Vent’anni sotto il mare: in mostra il naufragio della Nave Margaret avvenuto alla diga foranea della Spezia

Corrado Ricci Cantiere della Memoria By Roberto Celi PH

Nel Palazzo del Governo della Spezia documenti, immagini e testimonianze sul naufragio del 3 dicembre 2005: una storia di paura, soccorsi eroici, solidarietà e tutela del Golfo dei Poeti

È stata prorogata fino al 31 gennaio la mostra allestita dal Cantiere della Memoria nell’androne del Palazzo del Governo della Spezia in ricordo del naufragio della nave Margaret avvenuto il 3 dicembre 2005 a ridosso della diga foranea che protegge il golfo della Spezia.
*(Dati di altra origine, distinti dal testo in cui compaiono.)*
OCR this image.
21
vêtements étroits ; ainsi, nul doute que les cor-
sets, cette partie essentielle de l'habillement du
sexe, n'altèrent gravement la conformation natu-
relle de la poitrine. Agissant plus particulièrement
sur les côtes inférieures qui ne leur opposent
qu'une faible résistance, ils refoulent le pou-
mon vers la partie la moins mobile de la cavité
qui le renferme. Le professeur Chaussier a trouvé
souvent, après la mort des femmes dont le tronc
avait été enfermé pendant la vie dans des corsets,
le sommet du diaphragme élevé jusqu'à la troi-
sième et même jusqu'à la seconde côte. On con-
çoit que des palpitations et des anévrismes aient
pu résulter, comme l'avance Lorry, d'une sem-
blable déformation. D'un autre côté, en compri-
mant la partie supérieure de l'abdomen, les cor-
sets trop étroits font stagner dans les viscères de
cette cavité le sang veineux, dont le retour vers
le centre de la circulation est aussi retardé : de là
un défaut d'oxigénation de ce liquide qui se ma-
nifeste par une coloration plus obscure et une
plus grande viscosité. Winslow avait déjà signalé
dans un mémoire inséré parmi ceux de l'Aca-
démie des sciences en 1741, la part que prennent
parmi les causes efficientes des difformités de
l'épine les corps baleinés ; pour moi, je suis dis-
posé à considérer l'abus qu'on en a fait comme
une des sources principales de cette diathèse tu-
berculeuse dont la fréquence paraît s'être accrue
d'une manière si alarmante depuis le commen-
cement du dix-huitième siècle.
Visitarla è un’occasione per ricordare o scoprire cosa accadde in quelle ore e onorare il complesso degli operatori, dei soccorritori, dei piloti degli elicotteri della Guardia Costiera che a rischio della loro vita riuscirono a strappare dalla furia delle onde tredici marinai di una nave che era affondata a ridosso della scogliera che protegge la città e le infrastrutture dalle frequenti burrasche del Mar Ligure. 

La regina dei fondali

La mostra vuole celebrare i vent’anni dal naufragio del relitto della nave Margaret, che ancora oggi riposa adagiato a 11 metri di profondità sui fondali adiacenti la diga foranea del Golfo. Sotto il pelo dell’acqua continua a esistere con i suoi 84 metri di lunghezza: le stive senza carico, i serbatoi liberati dal gasolio che minacciava il golfo, gli ambienti di lavoro e ciò che resta delle attrezzature di bordo. Un mondo sommerso nel quale sono proliferate flora e fauna marina.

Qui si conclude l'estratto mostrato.